Loïc HECHT ・Interview

 

Loïc Hecht est journaliste, et fut le rédacteur en chef de feu le génial snatch magazine. il est aussi le réalisateur de “ceuta, douce prison”, le documentaire sur les migrants.

autant vous dire que son premier roman - “le syndrome de palo alto” sorti le 08 janvier aux éditions léo scheer - qui se passe à san francisco sur fond de silicon valley style, est plus que véridique et forme un vrai symbole de notre époque. on lui souhaite un succès plus que mérité !


1/ EstelleReads : Le Syndrome de Palo Alto est ton premier livre. Comment tu t’y es pris ?

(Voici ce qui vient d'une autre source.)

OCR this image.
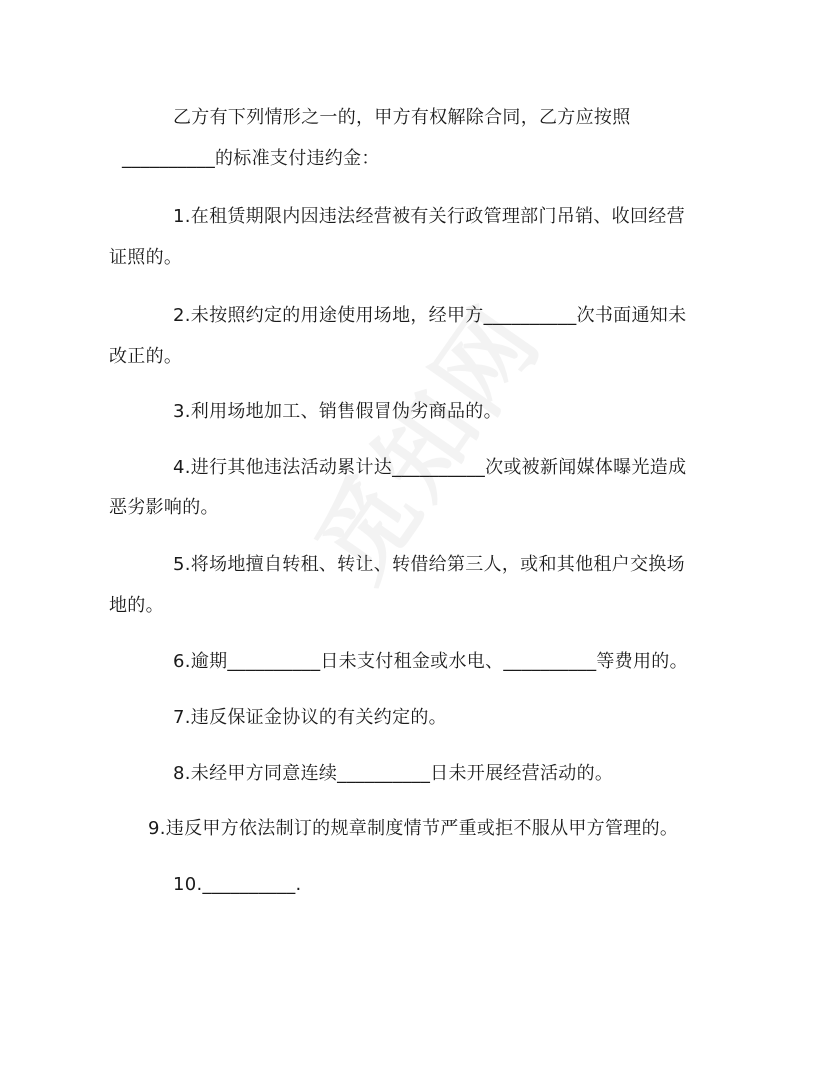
乙方有下列情形之一的，甲方有权解除合同，乙方应按照
__________的标准支付违约金：
1.在租赁期限内因违法经营被有关行政管理部门吊销、收回经营
证照的。
2.未按照约定的用途使用场地，经甲方__________次书面通知未
改正的。
3.利用场地加工、销售假冒伪劣商品的。
4.进行其他违法活动累计达__________次或被新闻媒体曝光造成
恶劣影响的。
5.将场地擅自转租、转让、转借给第三人，或和其他租户交换场
地的。
6.逾期__________日未支付租金或水电、__________等费用的。
7.违反保证金协议的有关约定的。
8.未经甲方同意连续__________日未开展经营活动的。
9.违反甲方依法制订的规章制度情节严重或拒不服从甲方管理的。
10.__________.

Loïc Hecht : À l’époque de Snatch, je suis parti faire une enquête journalistique à San Francisco. C’était fin 2014, et c’est comme ça notamment que j’ai rencontré des membres de la CounterForce, l’organisation qui m’a inspiré pour VIRUS dans mon livre, et qui est un groupuscule d’anarchistes anti high-tech qui fait des actions contre de grands acteurs de la Silicon Valley. Quant au titre de mon roman, c’est une référence évidente au syndrome de Stockholm, mais cela s’applique ici à notre relation d’otage consentant de la technologie. 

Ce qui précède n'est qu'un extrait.